Huw Edwards offers his services as presenter of Eurovision – in Cardiff
He’s a man for all seasons, a proven broadcaster with gravitas who can handle all occasions, but just imagine Huw Edwards hosting Eurovision in Cardiff.
If that doesn’t get you excited then nothing will.
As debate rages over where next year’s Eurovision Song Contest should be held after it was announced the United Kingdom would host the Eurovision Song Contest in 2023 on behalf of Ukraine, the Welsh broadcaster threw his hat into the ring to host the event – if it came to Cardiff.

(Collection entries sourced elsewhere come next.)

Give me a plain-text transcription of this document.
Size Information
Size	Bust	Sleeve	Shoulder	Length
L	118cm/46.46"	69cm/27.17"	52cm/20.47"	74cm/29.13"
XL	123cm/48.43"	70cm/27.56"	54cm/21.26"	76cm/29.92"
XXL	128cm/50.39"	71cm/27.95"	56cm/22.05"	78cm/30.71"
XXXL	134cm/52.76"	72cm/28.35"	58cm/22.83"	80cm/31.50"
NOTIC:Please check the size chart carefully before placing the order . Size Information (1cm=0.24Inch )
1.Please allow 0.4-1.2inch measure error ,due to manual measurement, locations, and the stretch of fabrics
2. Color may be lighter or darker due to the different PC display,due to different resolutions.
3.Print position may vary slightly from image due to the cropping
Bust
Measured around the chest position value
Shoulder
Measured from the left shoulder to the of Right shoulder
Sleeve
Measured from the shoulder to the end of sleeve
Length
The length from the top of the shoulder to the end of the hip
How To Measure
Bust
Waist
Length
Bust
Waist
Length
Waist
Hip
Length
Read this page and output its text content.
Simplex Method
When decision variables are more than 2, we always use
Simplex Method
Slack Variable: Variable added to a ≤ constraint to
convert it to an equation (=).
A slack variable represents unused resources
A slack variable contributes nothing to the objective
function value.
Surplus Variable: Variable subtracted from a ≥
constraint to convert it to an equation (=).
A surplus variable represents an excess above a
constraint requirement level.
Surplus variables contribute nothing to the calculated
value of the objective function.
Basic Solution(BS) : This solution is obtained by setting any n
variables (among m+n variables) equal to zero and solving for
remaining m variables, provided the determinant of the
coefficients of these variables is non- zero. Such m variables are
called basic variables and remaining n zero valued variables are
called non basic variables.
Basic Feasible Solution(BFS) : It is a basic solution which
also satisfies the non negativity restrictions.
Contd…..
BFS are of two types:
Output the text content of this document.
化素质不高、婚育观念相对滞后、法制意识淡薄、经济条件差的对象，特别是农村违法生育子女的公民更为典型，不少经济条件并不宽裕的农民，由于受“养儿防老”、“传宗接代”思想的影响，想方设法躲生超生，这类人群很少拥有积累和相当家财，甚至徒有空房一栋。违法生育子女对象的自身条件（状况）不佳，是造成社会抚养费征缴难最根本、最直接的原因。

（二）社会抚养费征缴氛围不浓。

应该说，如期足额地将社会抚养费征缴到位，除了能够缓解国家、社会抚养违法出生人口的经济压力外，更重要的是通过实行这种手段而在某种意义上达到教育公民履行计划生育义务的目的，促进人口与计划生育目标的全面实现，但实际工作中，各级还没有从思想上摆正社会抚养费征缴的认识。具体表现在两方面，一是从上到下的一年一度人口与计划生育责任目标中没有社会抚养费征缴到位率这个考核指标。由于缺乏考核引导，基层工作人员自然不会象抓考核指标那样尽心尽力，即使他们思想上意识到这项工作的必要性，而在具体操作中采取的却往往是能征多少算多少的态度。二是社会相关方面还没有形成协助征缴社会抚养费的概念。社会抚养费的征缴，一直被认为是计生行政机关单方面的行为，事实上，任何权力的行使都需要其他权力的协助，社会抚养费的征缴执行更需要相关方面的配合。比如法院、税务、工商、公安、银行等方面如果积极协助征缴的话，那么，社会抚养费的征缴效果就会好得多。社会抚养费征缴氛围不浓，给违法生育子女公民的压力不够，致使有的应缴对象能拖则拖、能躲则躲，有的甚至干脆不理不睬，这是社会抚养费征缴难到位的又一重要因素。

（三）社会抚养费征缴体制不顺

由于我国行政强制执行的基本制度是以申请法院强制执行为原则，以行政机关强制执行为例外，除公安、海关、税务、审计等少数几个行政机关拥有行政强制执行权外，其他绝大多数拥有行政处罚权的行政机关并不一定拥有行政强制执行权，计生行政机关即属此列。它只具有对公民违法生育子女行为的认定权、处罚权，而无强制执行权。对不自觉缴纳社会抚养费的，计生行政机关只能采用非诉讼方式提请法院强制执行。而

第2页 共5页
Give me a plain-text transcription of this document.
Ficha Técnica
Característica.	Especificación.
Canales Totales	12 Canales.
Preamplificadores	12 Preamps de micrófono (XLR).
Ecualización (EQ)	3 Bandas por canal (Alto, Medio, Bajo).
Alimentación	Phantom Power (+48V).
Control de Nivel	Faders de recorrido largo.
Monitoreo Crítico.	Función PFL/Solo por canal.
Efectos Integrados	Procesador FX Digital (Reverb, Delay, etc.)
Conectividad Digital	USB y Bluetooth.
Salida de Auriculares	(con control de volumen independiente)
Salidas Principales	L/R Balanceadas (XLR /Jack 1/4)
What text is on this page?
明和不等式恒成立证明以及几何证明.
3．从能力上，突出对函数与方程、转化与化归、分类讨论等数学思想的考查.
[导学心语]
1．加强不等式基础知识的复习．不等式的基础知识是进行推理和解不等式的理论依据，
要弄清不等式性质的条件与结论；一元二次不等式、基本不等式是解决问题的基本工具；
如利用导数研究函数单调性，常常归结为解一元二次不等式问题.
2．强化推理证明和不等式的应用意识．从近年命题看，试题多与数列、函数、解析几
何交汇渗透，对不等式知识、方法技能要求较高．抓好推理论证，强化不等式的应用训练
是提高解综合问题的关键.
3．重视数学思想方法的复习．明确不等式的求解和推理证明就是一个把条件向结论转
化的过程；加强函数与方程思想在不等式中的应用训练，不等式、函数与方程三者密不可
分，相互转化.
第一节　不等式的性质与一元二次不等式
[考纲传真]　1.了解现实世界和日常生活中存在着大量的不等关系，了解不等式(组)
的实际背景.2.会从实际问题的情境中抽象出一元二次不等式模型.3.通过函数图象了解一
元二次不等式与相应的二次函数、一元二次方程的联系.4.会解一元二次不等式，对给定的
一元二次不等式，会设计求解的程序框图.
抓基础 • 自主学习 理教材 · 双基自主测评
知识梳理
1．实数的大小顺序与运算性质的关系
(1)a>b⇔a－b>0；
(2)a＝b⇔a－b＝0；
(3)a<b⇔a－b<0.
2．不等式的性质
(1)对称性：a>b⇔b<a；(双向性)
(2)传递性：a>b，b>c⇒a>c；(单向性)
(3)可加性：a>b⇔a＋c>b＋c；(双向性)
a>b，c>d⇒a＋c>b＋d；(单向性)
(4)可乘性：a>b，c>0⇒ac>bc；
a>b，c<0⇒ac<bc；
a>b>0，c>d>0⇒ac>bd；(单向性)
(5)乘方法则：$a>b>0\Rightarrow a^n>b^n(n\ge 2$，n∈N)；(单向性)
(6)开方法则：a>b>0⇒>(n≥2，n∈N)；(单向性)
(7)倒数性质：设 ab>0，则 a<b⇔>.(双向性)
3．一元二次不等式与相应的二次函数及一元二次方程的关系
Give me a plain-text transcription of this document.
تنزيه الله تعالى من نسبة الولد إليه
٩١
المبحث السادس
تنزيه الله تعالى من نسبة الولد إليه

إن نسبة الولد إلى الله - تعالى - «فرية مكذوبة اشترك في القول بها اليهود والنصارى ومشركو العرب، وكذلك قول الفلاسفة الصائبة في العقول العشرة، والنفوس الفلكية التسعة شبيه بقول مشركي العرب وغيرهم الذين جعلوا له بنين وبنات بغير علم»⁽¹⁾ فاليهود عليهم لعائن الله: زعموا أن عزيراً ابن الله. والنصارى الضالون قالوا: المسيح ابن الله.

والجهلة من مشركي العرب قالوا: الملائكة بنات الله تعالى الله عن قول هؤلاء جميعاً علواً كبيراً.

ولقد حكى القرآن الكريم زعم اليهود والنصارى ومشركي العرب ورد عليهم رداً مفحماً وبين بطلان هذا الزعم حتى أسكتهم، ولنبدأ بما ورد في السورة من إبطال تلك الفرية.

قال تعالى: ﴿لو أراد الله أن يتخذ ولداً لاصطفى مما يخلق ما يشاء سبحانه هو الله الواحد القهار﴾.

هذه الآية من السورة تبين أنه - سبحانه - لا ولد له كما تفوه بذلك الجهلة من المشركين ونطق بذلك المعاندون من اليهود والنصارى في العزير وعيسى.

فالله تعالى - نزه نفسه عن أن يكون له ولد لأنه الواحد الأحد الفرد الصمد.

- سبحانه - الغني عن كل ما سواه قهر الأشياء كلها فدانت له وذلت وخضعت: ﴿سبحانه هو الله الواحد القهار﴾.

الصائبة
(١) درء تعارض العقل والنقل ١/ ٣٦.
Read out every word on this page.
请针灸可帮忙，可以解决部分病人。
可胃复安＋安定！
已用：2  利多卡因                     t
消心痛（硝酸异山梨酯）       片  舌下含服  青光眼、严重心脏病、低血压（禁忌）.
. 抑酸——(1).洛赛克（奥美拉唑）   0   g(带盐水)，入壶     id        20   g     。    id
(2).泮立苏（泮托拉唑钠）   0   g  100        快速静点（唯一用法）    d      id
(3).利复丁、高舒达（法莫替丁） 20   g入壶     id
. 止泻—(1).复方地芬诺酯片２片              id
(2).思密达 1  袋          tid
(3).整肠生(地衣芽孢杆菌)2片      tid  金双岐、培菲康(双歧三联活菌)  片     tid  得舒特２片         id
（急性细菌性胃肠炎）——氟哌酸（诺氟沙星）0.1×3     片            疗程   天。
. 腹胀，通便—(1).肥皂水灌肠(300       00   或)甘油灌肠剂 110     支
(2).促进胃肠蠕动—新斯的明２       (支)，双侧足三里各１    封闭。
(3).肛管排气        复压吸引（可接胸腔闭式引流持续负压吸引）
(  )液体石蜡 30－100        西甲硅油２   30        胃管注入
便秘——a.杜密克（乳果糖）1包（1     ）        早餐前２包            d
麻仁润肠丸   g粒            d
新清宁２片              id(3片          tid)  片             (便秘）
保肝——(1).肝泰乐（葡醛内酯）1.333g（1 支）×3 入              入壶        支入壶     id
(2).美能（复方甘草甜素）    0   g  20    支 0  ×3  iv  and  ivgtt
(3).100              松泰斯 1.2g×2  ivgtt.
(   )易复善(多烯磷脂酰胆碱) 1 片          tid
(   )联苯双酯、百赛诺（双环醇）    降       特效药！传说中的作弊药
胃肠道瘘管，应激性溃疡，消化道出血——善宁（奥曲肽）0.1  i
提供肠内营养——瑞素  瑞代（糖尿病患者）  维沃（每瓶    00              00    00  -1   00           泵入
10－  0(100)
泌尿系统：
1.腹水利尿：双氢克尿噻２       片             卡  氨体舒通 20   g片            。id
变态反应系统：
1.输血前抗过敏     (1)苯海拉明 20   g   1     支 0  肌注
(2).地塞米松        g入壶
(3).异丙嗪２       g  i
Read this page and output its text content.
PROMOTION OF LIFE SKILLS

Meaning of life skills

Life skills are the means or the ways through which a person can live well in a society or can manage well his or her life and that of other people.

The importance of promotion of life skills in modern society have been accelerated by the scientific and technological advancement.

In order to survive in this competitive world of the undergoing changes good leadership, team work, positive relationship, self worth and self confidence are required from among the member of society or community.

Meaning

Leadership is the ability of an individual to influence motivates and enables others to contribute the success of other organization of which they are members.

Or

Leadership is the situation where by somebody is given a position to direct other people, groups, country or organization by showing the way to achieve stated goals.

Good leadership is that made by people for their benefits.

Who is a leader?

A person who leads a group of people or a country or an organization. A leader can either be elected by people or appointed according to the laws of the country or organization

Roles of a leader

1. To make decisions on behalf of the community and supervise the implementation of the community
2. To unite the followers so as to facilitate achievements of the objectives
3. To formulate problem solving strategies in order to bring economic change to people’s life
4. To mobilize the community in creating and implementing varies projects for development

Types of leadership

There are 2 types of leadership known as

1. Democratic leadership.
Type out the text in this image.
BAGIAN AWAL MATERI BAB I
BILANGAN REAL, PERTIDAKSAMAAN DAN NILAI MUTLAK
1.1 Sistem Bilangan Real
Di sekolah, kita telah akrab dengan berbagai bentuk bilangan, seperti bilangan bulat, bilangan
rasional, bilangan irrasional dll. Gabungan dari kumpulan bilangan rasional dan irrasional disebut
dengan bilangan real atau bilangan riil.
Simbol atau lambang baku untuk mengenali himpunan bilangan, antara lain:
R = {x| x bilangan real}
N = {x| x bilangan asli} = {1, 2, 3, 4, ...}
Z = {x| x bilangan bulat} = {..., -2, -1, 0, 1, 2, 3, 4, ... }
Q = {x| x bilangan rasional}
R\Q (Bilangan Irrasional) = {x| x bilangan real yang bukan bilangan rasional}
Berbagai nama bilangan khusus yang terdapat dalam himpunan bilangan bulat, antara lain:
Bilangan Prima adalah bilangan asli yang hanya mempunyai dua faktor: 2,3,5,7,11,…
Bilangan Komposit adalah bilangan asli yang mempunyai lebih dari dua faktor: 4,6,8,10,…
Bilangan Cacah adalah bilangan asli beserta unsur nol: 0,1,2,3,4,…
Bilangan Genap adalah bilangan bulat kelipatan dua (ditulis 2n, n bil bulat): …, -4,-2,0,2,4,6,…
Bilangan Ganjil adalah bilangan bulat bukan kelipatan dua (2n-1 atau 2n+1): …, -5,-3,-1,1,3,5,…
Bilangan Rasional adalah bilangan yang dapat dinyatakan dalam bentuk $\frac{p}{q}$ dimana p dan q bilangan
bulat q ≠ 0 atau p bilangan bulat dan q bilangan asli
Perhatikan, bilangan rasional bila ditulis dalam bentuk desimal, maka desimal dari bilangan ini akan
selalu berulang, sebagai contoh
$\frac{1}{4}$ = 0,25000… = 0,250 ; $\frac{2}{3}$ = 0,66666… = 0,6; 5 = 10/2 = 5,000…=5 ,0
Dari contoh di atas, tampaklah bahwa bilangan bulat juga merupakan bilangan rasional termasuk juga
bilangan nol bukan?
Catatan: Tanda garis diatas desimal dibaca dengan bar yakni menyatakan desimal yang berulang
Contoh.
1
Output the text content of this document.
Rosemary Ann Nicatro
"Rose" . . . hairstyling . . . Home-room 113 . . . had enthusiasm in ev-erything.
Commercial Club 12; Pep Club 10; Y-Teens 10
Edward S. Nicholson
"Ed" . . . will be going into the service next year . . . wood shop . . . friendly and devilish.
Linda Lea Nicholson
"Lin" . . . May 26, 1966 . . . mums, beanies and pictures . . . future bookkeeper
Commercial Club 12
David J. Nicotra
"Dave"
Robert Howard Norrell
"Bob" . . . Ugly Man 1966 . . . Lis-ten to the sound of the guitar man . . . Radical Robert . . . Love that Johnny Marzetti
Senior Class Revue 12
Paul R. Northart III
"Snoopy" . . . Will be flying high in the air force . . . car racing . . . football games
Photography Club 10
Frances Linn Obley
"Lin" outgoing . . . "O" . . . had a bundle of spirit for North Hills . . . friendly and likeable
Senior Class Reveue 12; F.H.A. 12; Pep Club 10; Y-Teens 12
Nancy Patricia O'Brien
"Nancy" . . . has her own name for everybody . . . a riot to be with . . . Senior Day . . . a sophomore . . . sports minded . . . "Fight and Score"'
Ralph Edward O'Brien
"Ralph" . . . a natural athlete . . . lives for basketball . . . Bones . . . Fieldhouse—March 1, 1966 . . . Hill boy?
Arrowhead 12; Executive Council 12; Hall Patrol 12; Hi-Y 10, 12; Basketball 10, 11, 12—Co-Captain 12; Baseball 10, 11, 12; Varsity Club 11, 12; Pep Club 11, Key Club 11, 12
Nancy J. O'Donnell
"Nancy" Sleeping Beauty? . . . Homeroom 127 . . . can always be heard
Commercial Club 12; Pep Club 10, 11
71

Writing in response to a tweet which outlined why Cardiff was the ideal destination for Eurovision, the news presenter said: ‘This is so obviously right 👇🏻 and your presenter is standing by’ 🏴
— Huw Edwards (@thehuwedwards) July 25, 2022
Organisers the European Broadcasting Union (EBU) previously decided the event could not be held in the war-torn country following the Russian invasion.
This was despite Ukrainian entry Kalush Orchestra triumphing at this year’s competition in Turin, Italy, with the UK’s Sam Ryder coming runner-up.
Ukraine will automatically qualify for the grand final alongside the so-called big five nations – the UK, France, Germany, Italy and Spain, who each get a free pass because of their financial contributions to the event.
It will be the ninth time Eurovision has taken place in the UK – more than any other country.
The bidding process to select the host city will begin this week and will be jointly managed by the BBC and EBU.
The winner would require a large events space, suitable accommodation and international transport links for the competing countries and their delegations.
The Welsh Government today confirmed it could bid to host the event. A Welsh Government spokesman said: “We remain open to discussions around bringing exciting major events to Wales. As ever, any discussion would involve full engagement with partners, assessment of likely costs and benefits and consideration of a detailed technical specification.”
The Principality Stadium last month stated that it would love to host the competition. A spokesperson for the venue said: “We would relish the opportunity to host the Eurovision Song Contest 2023 here at Principality Stadium, Cardiff. We have a 20-year history of successfully hosting the biggest music artists and sporting events in the world; and to add Eurovision, the world’s biggest and much-loved music competition to the list, would be the cherry on top of the last two decades.”
In a statement, BBC director-general Tim Davie said: “It is a matter of great regret that our colleagues and friends in Ukraine are not able to host the 2023 Eurovision Song Contest.
“Being asked to host the largest and most complex music competition in the world is a great privilege.
“The BBC is committed to making the event a true reflection of Ukrainian culture alongside showcasing the diversity of British music and creativity.”
This year’s contest in May saw Ryder top the jury vote before Kalush Orchestra went on to win overall following a symbolic show of public support which saw them soar to first place with 631 points.
They had been the frontrunners since Russia’s invasion of Ukraine in February – which prompted organisers to ban the Russian entrant from competing.